Yesterday, I shared my Common Sense Advertising Scheduling principles I usually use with my station, WOWO Radio in Fort Wayne, Indiana. Today I couple of methods to create an alternate perception of reality.
That sounds almost scary, “create an alternate perception of reality,” but it’s not. It’s simply a method to help you stretch your advertising dollars if you need to.
As a News Talk radio station, WOWO listeners are active listeners. They are less likely to mentally tune out when advertising comes on the radio. We are accustomed to hearing talk and the news talk format is brain food, not escapism entertainment.
I have discovered that with a tight advertising budget, it may not be possible for some businesses to buy the ownership schedule a mentioned yesterday. That option is one ad per hour during a 3 hour radio program on WOWO, 5 days a week. 15 ads per week.
If those 15 ads per week were priced at $100 each, that ads up to over $75,000 per year. If we were to only use my secret sauce of shorter messages at 1/2 that price and we are still pushing $30,000 annually. That may be too much for a young start up business.
So besides varying the length of the message, there are a couple of Advertising Scheduling Hacks that I sometime recommend:
- 3 weeks per month. Instead of every week, we may be able to knock 25% off by scheduling an off week each month.
- 4 days per week. Instead of every day, 5 days a week, what if we did 4 out of 5 days? This would reduce the cost by 20%.
Loyal listeners who are listening daily or nearly every day, are not going to notice this. I recall talking with a friend who swore he heard one of my advertising partners every day, 4 or 5 times each day. That was his perception.
Reality was that they advertised 4 days a week, 12 ads each week, 3 weeks each month. However we created an alternate perception of reality with this loyal listener.

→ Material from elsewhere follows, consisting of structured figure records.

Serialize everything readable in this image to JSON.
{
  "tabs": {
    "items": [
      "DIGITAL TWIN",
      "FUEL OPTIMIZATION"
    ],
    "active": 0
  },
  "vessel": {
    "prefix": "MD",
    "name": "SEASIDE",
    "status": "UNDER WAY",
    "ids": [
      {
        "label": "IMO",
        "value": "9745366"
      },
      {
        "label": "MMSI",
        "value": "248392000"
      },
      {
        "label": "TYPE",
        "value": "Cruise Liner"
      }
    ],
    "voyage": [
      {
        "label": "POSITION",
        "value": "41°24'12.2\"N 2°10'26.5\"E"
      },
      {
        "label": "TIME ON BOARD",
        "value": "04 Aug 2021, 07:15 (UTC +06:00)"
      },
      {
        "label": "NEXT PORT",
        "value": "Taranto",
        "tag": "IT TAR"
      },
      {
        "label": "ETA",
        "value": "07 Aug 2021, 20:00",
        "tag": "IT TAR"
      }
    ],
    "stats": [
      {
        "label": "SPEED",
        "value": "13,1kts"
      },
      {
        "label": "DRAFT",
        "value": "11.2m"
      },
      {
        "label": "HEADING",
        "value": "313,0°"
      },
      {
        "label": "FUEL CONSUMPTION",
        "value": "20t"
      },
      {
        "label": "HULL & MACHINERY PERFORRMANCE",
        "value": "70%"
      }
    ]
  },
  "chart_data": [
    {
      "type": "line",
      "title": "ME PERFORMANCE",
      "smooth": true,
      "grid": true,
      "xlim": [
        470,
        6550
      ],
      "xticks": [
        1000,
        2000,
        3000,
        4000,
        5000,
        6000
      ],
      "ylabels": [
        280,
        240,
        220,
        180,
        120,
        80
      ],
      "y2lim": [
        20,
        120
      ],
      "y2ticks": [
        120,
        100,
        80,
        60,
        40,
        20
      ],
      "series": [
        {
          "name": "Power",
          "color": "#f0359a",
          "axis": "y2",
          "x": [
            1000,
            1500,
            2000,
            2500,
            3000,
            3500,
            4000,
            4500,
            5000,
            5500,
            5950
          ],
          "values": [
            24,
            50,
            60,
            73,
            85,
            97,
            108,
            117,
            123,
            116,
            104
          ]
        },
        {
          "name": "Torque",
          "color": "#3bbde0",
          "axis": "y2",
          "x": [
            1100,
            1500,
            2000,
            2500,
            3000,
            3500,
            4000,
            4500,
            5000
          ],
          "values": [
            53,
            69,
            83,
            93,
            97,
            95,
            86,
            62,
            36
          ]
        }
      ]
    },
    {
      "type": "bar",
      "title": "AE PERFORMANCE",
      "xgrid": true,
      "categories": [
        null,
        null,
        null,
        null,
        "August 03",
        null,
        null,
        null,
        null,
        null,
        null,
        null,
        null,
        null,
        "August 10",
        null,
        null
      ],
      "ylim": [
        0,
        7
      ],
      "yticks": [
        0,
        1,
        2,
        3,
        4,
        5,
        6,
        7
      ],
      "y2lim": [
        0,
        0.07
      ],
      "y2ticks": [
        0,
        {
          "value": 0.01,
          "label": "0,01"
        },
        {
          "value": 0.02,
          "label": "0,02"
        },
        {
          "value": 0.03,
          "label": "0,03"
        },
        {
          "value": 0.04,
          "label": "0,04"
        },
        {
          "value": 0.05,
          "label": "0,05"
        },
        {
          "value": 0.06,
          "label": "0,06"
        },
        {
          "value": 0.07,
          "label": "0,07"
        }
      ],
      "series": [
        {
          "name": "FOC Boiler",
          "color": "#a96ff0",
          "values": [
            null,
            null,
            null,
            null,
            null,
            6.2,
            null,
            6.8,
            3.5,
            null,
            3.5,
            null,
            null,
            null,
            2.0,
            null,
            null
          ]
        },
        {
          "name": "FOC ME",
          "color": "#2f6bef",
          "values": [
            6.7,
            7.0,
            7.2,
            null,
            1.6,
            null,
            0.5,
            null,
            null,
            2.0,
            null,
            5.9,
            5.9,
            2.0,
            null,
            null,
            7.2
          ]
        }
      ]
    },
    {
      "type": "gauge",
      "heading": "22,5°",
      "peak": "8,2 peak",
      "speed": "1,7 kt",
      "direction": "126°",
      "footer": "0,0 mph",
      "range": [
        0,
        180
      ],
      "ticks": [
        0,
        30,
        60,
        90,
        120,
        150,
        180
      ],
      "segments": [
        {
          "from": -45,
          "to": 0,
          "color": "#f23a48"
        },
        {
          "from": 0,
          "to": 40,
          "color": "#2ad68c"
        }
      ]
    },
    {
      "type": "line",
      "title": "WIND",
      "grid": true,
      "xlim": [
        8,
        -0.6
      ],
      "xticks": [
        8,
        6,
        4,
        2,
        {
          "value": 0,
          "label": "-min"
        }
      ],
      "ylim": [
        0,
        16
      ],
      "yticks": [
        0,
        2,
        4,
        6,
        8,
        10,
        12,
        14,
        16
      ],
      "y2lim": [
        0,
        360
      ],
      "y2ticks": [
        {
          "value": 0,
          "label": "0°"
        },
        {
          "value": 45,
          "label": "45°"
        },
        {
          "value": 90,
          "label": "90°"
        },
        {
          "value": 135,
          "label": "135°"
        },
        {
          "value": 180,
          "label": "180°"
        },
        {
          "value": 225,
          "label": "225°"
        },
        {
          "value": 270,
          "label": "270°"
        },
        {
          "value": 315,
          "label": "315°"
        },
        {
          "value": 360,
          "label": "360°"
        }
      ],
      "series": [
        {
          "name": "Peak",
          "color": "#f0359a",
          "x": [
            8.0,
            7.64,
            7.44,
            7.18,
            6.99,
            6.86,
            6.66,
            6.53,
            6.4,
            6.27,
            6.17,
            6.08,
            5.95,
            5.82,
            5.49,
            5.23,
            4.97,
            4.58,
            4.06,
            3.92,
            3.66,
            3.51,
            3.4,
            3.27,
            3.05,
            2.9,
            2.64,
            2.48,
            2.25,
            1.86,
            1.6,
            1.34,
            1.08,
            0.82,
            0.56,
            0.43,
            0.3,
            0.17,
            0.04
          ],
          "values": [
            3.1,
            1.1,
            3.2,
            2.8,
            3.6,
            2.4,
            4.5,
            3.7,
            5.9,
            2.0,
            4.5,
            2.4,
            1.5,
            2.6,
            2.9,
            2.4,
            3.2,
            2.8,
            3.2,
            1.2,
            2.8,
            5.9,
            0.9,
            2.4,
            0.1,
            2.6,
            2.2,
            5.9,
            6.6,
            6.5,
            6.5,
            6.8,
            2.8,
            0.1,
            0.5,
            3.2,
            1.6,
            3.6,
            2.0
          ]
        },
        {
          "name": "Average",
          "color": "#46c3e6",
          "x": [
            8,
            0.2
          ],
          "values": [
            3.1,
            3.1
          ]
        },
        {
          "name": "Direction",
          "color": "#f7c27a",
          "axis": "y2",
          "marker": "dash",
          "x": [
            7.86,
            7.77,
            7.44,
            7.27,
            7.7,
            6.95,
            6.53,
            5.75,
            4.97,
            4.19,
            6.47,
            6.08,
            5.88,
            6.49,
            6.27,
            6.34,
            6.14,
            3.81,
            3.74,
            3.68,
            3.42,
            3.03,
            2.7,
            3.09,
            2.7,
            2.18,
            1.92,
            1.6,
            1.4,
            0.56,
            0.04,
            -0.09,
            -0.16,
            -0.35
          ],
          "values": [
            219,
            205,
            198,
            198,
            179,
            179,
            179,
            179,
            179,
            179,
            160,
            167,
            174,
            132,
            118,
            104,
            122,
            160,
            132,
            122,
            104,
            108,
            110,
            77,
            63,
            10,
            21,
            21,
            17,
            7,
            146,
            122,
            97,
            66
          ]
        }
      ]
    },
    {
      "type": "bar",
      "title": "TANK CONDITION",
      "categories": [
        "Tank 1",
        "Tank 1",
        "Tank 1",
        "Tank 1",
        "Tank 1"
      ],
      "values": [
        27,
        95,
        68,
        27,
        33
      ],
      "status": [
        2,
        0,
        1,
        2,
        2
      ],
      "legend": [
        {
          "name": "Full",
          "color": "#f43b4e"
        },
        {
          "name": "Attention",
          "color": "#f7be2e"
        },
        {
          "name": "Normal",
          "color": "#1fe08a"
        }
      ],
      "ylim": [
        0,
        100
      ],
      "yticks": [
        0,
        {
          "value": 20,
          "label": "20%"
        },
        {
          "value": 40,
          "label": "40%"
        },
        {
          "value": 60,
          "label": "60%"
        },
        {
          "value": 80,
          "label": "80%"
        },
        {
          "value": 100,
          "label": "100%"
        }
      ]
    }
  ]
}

Now before we wrap up this subject today, I want to warn you about an Advertising Schedule Hack that you don’t want to try.
The same software programs that take the listenership data from the ratings companies are often used by advertising agency media buyers to craft the perfect schedule. They use terms like Gross Rating Points and other criteria that ignores the human relationship principles and habits and they come up with some really weird schedules. When I worked for another group of radio stations and worked with a lot of media buyers, I would have to play their numbers game, but I usually would send them a Common Sense Advertising Schedule too.
Beware of media salespeople who can’t explain in simple terms you understand the advertising program they are recommending.